•  
  •  
 
Kritika Kultura

Abstract

The LGBT community in the Philippines is tolerated but not accepted, as different forms of discrimination against this sector still exist. The founding of several LGBT organizations in the 1990s marked the emergence of an organized LGBT movement in the country. The same decade also witnessed the recognition of same-sex relationships and marriage by the Communist Party of the Philippines (CPP), which was an important development for the advancement of LGBT rights within the revolutionary movement. In this paper, I argue that the significant number of LGBT members within the movement necessitated the creation of revolutionary policies that reject gender discrimination and advance LGBT rights. I mainly relied on Liberation, the official publication of the National Democratic Front of the Philippines (NDFP), for the narratives of eight gay and lesbian guerrillas from the New People’s Army (NPA) in Mindanao for it provides the first-person narratives of their everyday lives as 1) members of the LGBT community and as 2) guerrillas throughout the course of the fifty-three-year armed revolution in the countryside.
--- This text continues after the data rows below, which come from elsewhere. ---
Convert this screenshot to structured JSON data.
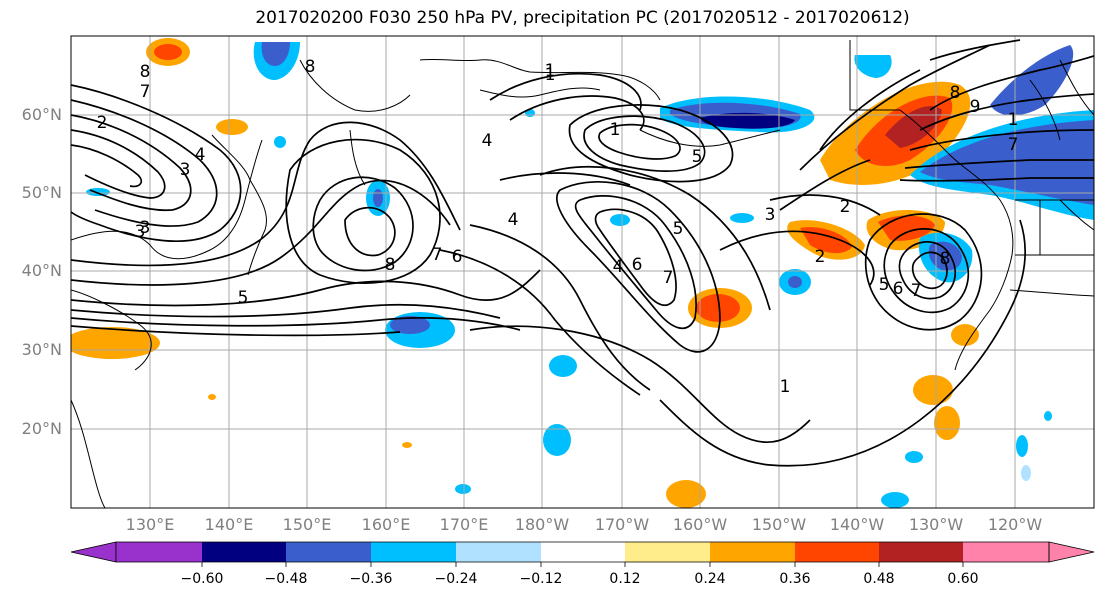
{
  "title": "2017020200 F030 250 hPa PV, precipitation PC (2017020512 - 2017020612)",
  "map": {
    "lat_labels": [
      "60°N",
      "50°N",
      "40°N",
      "30°N",
      "20°N"
    ],
    "lon_labels": [
      "130°E",
      "140°E",
      "150°E",
      "160°E",
      "170°E",
      "180°W",
      "170°W",
      "160°W",
      "150°W",
      "140°W",
      "130°W",
      "120°W"
    ],
    "pv_contour_labels": [
      "8",
      "7",
      "2",
      "3",
      "4",
      "3",
      "5",
      "8",
      "1",
      "1",
      "4",
      "5",
      "7",
      "6",
      "7",
      "8",
      "4",
      "3",
      "2",
      "2",
      "8",
      "9",
      "7",
      "1",
      "6",
      "4",
      "5",
      "7",
      "6",
      "8",
      "5",
      "3",
      "1",
      "1"
    ]
  },
  "colorbar": {
    "tick_labels": [
      "−0.60",
      "−0.48",
      "−0.36",
      "−0.24",
      "−0.12",
      "0.12",
      "0.24",
      "0.36",
      "0.48",
      "0.60"
    ],
    "colors": [
      "#9932cc",
      "#000080",
      "#3a5fcd",
      "#00bfff",
      "#b0e2ff",
      "#ffffff",
      "#ffec8b",
      "#ffa500",
      "#ff4500",
      "#b22222",
      "#ff82ab"
    ]
  }
}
I reviewed related works on alternative writing and the revolutionary policies of the CPP with regard to the LGBT community and utilized the theoretical ideas of Nancy Fraser on social justice and recognition. Through the narratives, the results show that the gay and lesbian guerrillas, under the guidance of the party, have integrated their struggle for recognition into the struggle for redistribution, thus avoiding cultural reification within the revolutionary movement in Mindanao.